Notes: Signing SS Ian Desmond would be a perfect fit for San Diego
The San Diego Padres are having ongoing discussions with the agent for free-agent shortstop Ian Desmond, according to major-league sources. While there’s a natural fit between the parties, no deal appears close — yet.
Two months into the offseason, the position-player sector of the free-agent market remains a multimillion-dollar staring contest. For those growing weary of the wait, it’s encouraging that the most logical scenario in the entire industry — Desmond to San Diego — remains alive.
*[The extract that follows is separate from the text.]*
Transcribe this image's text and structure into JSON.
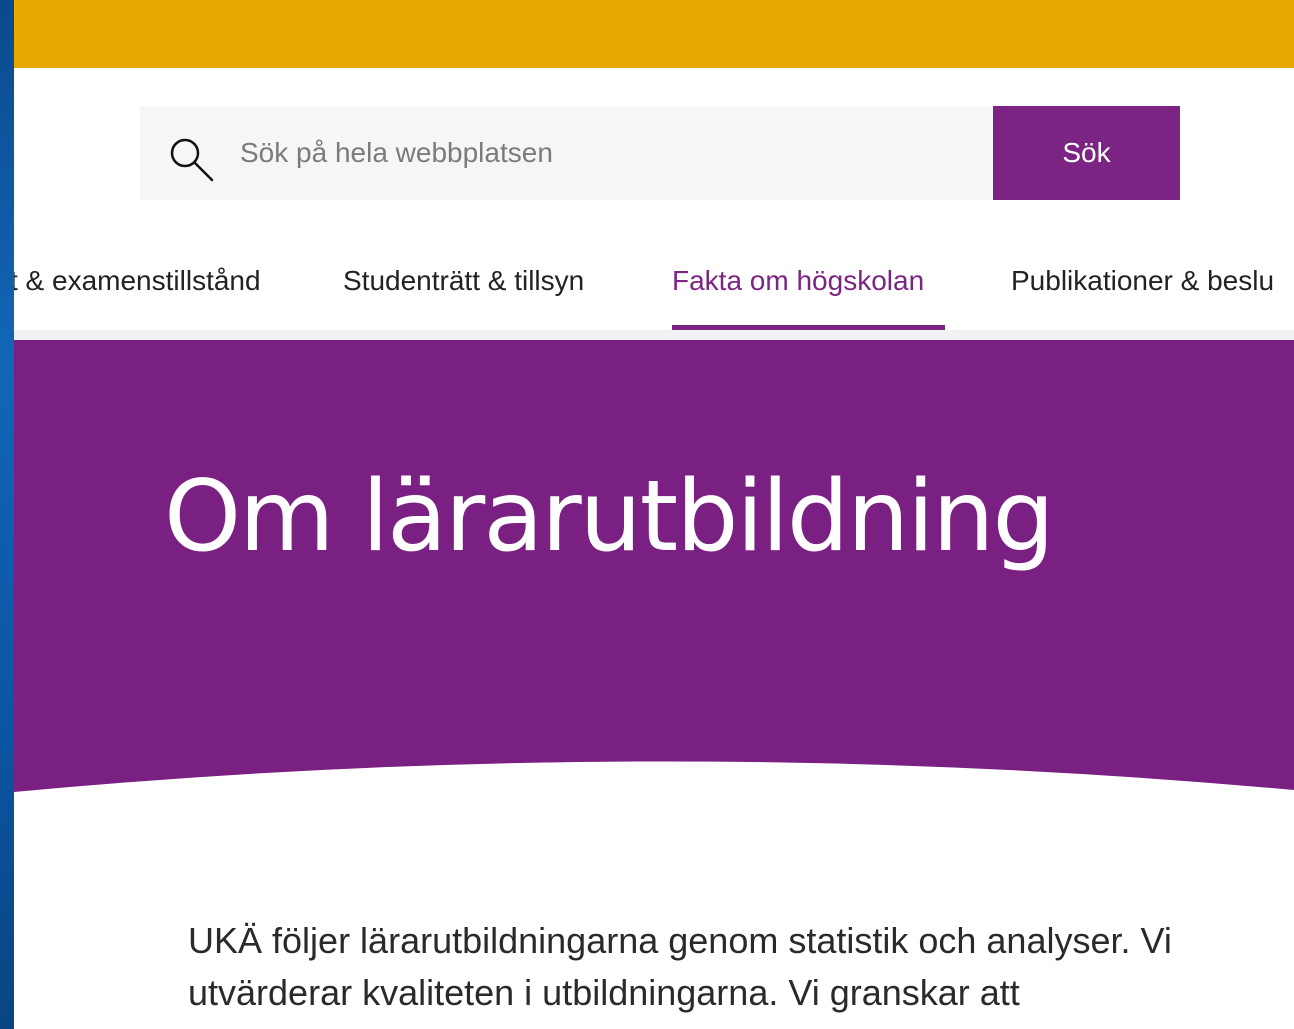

Desmond hit 88 home runs over the past four seasons, 17 more than the majors’ next-highest full-time shortstop, Troy Tulowitzki.
Over the same span, the Padres scored the second-fewest runs in the big leagues. Only one player on the team’s current roster — outfielder Matt Kemp — hit more than 15 home runs in the majors last year.
The Padres’ incumbent shortstop, Alexi Amarista, had the worst OPS (.544) of any National League player with at least 300 at-bats in 2015. But San Diego general manager A.J. Preller wasn’t overly aggressive in pursuing Desmond in November and December for a simple reason: Demand from other teams in the shortstop market is virtually nonexistent.
The Chicago White Sox could upgrade over Tyler Saladino, who managed a .602 OPS in 68 games as a rookie last year. But the White Sox already added payroll this offseason at third base (Todd Frazier) and second base (Brett Lawrie), and are heavily involved in the free-agent outfield market. Chicago GM Rick Hahn has other offensive priorities and appears comfortable with Saladino’s glove at shortstop.
So unless another team gets creative — e.g., the St. Louis Cardinals moving Jhonny Peralta to first base — Desmond’s best opportunity to play shortstop every day will be in San Diego. Perhaps Desmond would move to another position for the right team and manager, but every game he’s started over the past six seasons has been at shortstop.
Desmond didn’t spend a career working toward free agency, with the idea that he’d need to change positions once he arrived. Surely, he knows what he wants. For better or worse, the Padres do, too.
● With so many free-agent alternatives still available at the position, this isn’t the optimal time to trade an outfielder. But look for the Milwaukee Brewers to move left fielder Khris Davis at the July non-waiver trade deadline, if not before then.
The Brewers are beginning a full rebuild under first-year general manager David Stearns, and Davis (with a powerful bat and manageable salary) is one of his best trade chips.
Since the start of the 2013 season, Davis is one of only two major leaguers to hit at least 60 home runs while playing in 325 or fewer games. The other is Jose Abreu.
● With Jonathan Papelbon projected to open the season as the Washington Nationals’ closer, the team is still trying to trade the man he displaced from the role, Drew Storen.
GM Mike Rizzo’s plan for Storen to set up for Papelbon soured almost immediately after last year’s trade deadline; Storen struggled to a 7.56 ERA following Papelbon’s arrival, and Papelbon’s season ended after he choked NL MVP Bryce Harper during a dugout fracas.
Storen is projected to earn $8.8 million in his final year of arbitration, according to MLBTradeRumors.com; that’s too expensive for a number of would-be suitors. But the Nationals don’t appear to have room for Storen’s salary or arm in their 2016 bullpen, after adding Shawn Kelley, Trevor Gott, Yusmeiro Petit and left-hander Oliver Perez this winter.
● The Los Angeles Dodgers now have only four left-handed pitchers in their projected starting rotation, after reaching agreement with right-hander Kenta Maeda.
But assuming Clayton Kershaw, Brett Anderson, Scott Kazmir and Hyun-jin Ryu remain healthy, the Dodgers could make a run at the single-season franchise record for games started by left-handed pitchers: 112, set in 1965, according to STATS LLC.
The most notable among those 112? Sandy Koufax’s perfect game on Sept. 9, one of his 41 regular-season starts in a year that concluded with his shutout of the Minnesota Twins in Game 7 of the World Series.